Most of Swarthmore’s peer institutions, with the exceptions of Carleton and Grinnell, have already moved to 2-2. With Williams, Amherst, Wellesley, Middlebury, Bowdoin and others already operating this way, it’s easy to see the pressure the administration faces when hiring new professors. According to Burke, “we’ve heard from professors who’ve had to put on the big sell.” Provost Stephenson says his predecessor, Connie Hungerford, would consistently get questions about the course load from potential tenure-track hires. Though the allure of teaching at Swarthmore and the promise of a competitive salary generally eliminated the school’s course load disadvantage, he points out that a switch to 2-2 would be “a cheaper way to attract faculty.”

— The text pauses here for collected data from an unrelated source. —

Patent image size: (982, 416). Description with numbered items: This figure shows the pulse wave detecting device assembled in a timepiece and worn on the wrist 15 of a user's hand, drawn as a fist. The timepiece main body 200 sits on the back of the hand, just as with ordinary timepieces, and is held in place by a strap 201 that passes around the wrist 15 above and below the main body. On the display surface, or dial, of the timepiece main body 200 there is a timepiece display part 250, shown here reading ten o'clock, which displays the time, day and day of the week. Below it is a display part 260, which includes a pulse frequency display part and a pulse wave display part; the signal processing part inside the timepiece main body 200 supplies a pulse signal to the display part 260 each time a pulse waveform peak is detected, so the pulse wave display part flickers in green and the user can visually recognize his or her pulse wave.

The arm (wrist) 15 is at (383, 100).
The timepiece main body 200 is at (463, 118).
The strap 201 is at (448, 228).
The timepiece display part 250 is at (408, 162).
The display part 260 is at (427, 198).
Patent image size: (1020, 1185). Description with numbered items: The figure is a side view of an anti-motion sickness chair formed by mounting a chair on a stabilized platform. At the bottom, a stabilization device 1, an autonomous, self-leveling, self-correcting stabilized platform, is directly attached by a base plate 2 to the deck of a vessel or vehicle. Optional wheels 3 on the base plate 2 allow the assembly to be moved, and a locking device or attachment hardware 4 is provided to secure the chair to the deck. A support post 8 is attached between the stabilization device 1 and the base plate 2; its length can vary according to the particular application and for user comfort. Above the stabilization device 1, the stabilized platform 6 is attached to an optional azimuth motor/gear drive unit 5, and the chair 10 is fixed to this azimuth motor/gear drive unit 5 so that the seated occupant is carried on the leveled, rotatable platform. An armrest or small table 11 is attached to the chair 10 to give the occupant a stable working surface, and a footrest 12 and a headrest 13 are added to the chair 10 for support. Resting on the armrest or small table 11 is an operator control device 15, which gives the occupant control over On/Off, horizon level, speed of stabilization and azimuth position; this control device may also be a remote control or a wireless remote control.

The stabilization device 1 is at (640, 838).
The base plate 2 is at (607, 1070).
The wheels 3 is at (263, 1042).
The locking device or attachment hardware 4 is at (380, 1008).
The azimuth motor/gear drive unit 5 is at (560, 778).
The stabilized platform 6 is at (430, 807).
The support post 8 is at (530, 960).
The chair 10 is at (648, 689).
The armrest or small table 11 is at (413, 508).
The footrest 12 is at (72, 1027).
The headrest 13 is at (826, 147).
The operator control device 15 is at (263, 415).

Grood points out that “what really forced us to confront [the course load] is the competition… there’s a sense of urgency because our peers are doing it.” However, “even if our peers were not doing it,” she believes, “it will, from a student perspective, be the right thing to do.” As Burke states, “it seems to be about our values; we’re not being a follower school.”
Provost Stephenson sees a long timeframe for the implementation of 2-2 system. The Strategic Plan Draft is slated to finish final comments and Board of Managers evaluation this winter; at that point a steering committee led by Provost Stephenson will convene to coordinate the course load shift. It certainly will not happen all at once. Particular departments will see the change before others. Part of this has to do with other complex changes to the faculty and academic structure: facility expansions, curriculum revisions, and new hiring will require a “phased implementation” over the course of several semesters. Though Stephenson hesitates to suggest when students can expect to see the effects, it “will not happen in the 2012-2013” academic year and might not be finished until as late as 2019-2020. President Chopp confirms that the college will still be in transition until at least 2015-2016.
Grood says, “It’s not like ‘whoo hoo! Four courses! It’s gonna be so much easier for us!’ because we feel passionately about the courses we offer [with 3-2] and the way that we currently offer them… it’s just a general balancing act, I think, and so the four-course load is seen not as a panacea but as something that will have some distinct tradeoffs. But the benefits, not just for faculty but really for students, will make it worth it.”